Roger Moore as James Bond had two on-screen sexual relationships with black women, one of them being in a film that was partially set in the historically black neighborhood of Harlem in uptown New York City. To my knowledge, the only other time a Bond character did that was when Halle Barry hooked up with Pierce Brosnan in 2002’s “Die Another Day.”
But it was Moore’s portrayal of Bond in 1973’s “Live And Let Die” that stands out when it comes to the inclusion of people of color, partially because is cast the usual suspects from that era’s Blaxploitation flicks, including Yaphet Kotto, who is (spoiler alert) killed by being literally blown up in cartoonish fashion.
One of the film’s most memorable scenes was when Bond hopped in a New York City taxi and asked the driver – a black guy with huge pork chop sideburns and a huger grin – to follow a suspect.
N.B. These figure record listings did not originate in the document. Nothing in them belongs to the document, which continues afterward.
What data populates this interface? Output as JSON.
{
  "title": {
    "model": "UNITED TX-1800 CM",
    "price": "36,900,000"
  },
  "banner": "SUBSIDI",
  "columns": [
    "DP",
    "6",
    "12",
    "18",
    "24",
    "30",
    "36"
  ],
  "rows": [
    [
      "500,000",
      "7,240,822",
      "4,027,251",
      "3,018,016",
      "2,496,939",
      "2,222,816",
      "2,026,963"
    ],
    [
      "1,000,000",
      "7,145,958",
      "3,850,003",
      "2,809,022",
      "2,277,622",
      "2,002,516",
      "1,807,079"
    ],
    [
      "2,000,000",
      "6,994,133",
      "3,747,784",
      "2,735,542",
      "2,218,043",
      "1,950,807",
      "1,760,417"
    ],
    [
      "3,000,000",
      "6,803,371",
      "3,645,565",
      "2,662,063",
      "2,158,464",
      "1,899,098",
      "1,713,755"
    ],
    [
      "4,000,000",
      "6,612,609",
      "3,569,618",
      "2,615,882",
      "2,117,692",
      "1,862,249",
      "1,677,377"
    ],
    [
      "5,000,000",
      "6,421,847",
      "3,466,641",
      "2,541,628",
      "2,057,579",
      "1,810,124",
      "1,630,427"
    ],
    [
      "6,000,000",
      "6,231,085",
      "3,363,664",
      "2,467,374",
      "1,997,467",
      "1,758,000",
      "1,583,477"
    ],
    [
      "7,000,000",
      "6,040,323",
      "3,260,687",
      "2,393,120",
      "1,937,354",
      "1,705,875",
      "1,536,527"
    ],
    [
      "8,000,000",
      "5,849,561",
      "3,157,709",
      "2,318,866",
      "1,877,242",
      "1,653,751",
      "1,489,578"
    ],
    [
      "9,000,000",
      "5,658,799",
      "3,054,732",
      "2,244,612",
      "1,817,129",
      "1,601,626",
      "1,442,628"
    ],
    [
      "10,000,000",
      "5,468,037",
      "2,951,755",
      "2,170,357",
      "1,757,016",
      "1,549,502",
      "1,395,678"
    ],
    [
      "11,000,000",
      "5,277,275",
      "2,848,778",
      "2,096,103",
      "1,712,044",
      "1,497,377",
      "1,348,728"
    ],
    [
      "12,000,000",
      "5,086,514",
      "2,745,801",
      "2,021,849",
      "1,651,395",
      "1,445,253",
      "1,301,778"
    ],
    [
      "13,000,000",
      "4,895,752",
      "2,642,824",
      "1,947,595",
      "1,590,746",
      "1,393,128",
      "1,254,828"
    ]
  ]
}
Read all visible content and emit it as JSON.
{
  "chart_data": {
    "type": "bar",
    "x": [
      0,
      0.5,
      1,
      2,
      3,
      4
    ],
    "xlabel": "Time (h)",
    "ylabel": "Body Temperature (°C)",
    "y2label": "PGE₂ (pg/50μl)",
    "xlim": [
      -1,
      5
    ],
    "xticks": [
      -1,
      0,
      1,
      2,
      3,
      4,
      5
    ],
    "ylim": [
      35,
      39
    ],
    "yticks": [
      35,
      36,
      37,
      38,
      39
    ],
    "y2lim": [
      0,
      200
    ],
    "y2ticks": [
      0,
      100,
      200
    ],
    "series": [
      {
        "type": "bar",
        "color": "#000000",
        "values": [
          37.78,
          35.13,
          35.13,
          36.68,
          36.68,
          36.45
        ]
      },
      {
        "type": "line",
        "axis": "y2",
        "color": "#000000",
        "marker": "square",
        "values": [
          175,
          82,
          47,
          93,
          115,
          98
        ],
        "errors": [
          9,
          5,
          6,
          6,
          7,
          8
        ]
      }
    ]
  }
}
To make a long story short, Bond ended up in a Harlem bar on Lenox Avenue, where he fell into the hands of the evil black voodoo practicing villain.
You’ll have to see the movie if you want to see how Bond gets out of it – because he always gets out of it – but the scene turned out to be an underappreciated slice of Harlem life depicted on the silver screen, complete with a back alley brawl.
Watch the scene below:
Alas, Bond ends up saving a white woman after the black women he was romancing -- and using to further his espionage efforts -- dies in his arms. But with scenes filmed on-location in Harlem, New Orleans and Jamaica, "Live And Let Die" is clearly the blackest James Bond movie of all time.
RIP Roger Moore. Your death has left many a James Bond fan shaken, and stirred.